Most development tools for JavaScript help you write as much JavaScript code as possible. Alpha Anywhere ($99 per month; Windows Vista or above) helps you write as little JavaScript as possible. Instead of making you concentrate on the code, it asks you to concentrate on the functional user interface design, then generates code based on your graphical choices. You only need to write JavaScript code yourself for actions that haven't already been written, either by Alpha Software or by you.

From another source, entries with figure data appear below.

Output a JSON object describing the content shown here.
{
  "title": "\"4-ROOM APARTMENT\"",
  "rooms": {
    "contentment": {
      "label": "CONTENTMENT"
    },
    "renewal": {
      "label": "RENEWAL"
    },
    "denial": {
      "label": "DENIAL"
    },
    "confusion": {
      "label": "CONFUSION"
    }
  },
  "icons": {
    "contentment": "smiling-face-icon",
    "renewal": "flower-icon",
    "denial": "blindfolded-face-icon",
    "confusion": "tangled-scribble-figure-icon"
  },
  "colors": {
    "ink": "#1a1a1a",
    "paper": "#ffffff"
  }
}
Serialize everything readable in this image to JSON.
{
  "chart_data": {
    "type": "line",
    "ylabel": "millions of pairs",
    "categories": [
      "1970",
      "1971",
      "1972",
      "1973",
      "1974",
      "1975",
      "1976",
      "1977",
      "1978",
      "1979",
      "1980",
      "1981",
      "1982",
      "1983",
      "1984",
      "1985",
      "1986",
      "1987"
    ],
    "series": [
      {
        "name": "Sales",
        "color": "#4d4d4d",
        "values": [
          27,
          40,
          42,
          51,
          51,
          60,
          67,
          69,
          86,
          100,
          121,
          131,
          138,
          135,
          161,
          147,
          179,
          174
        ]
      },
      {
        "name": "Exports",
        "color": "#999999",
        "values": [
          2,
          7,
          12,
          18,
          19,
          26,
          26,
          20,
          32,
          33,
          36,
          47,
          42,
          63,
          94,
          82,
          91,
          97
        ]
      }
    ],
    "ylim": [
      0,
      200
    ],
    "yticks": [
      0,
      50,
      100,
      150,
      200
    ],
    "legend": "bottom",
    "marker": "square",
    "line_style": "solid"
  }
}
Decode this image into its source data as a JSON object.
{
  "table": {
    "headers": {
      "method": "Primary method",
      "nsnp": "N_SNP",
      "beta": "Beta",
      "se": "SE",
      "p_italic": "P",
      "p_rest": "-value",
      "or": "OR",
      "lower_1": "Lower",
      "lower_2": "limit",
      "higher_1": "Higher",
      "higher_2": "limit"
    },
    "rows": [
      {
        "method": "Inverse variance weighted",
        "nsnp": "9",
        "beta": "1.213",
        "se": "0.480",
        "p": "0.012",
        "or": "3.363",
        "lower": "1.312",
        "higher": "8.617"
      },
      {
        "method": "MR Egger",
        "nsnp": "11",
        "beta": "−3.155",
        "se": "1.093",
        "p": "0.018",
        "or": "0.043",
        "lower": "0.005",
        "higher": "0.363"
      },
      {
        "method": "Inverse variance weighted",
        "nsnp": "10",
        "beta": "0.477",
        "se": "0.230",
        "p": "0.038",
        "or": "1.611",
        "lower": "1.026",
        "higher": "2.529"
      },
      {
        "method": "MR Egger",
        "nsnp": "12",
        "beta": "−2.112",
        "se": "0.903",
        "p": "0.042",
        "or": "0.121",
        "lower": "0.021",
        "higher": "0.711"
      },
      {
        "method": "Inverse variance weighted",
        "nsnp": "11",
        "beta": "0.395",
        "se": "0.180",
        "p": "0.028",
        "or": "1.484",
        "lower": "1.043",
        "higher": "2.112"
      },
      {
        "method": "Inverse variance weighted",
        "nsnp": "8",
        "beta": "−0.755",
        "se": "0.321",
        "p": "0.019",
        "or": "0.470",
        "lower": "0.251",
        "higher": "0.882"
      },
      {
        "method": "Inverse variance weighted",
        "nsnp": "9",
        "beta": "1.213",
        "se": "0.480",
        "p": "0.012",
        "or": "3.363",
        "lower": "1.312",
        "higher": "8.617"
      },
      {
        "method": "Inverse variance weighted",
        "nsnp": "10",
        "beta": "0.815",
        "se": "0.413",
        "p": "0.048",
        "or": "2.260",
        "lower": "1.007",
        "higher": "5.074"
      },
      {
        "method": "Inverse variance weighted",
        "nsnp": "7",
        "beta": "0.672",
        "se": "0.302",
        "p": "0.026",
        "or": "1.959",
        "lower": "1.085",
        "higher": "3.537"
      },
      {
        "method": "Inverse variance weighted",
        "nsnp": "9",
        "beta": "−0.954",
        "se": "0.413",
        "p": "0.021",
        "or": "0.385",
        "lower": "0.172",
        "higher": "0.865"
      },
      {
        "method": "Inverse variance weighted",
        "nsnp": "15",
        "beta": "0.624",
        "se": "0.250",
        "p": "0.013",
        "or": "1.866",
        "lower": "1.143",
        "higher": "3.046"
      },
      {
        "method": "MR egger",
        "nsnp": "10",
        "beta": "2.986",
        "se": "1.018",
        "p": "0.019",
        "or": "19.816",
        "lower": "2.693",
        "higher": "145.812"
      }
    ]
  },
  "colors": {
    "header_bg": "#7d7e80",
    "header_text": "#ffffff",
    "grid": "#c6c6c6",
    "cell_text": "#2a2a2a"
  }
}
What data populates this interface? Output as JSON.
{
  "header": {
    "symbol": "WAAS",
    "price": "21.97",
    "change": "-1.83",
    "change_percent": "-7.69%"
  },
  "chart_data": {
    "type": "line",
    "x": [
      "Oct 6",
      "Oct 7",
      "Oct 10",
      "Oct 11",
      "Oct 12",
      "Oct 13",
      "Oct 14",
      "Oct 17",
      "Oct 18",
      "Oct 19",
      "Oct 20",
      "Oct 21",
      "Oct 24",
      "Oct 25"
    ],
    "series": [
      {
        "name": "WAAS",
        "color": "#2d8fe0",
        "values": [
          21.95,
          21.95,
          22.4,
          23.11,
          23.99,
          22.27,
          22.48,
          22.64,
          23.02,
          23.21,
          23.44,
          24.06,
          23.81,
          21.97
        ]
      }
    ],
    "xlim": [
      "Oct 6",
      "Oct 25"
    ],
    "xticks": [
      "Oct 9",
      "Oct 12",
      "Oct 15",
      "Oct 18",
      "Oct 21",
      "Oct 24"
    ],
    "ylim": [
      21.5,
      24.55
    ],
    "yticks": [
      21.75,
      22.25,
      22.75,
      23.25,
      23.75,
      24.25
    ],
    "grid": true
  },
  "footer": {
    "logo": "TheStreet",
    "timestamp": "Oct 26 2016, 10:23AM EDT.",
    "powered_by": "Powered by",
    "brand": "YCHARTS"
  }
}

Another difference is that most development tools for JavaScript concentrate on the front-end code, with little or no regard for the rest of a Web or mobile Web application: the database, the application server, the Web services, and the Web server. Alpha Anywhere is an end-to-end tool. That offers some interesting efficiencies. For example, look at the code in the screen image below and notice the odd construction {dialog.object}. That's clearly not normal JavaScript.

In fact, it's an abstraction or placeholder for the UX component, which is conveniently resolved by the application server layer at runtime, and replaced with the actual handle of the component. All of the properties and methods of the component are then referenced through the generated handle. We can see that easily by looking at the generated source code for the callMenuItem function. Where the original source code said:

{dialog.object}.closeWindow('SLIDEINMENU');

The runtime source code says:

DLG1_DlgObj.closeWindow('SLIDEINMENU');

So {dialog.object} has become DLG1_DlgObj.

When there is more than one component of the same type in an application, Alpha Anywhere automatically numbers them: DLG1_DlgObj, DLG2_DlgObj, and so on.

Along the same lines, the database for an Alpha Anywhere application is abstracted to a named connection string. What might be a Microsoft Access MDB file for development can be a SQL Server database with the same schema running in the Microsoft Azure cloud. Your code doesn't need to know or care.

If you look at the screen image, you'll see multiple preview buttons. There are some for using desktop Web browsers (with device emulators for mobile Web applications) and some for doing a remote test on a phone or tablet. Similarly, you'll find buttons for publishing a Web project and for opening the PhoneGap Builder.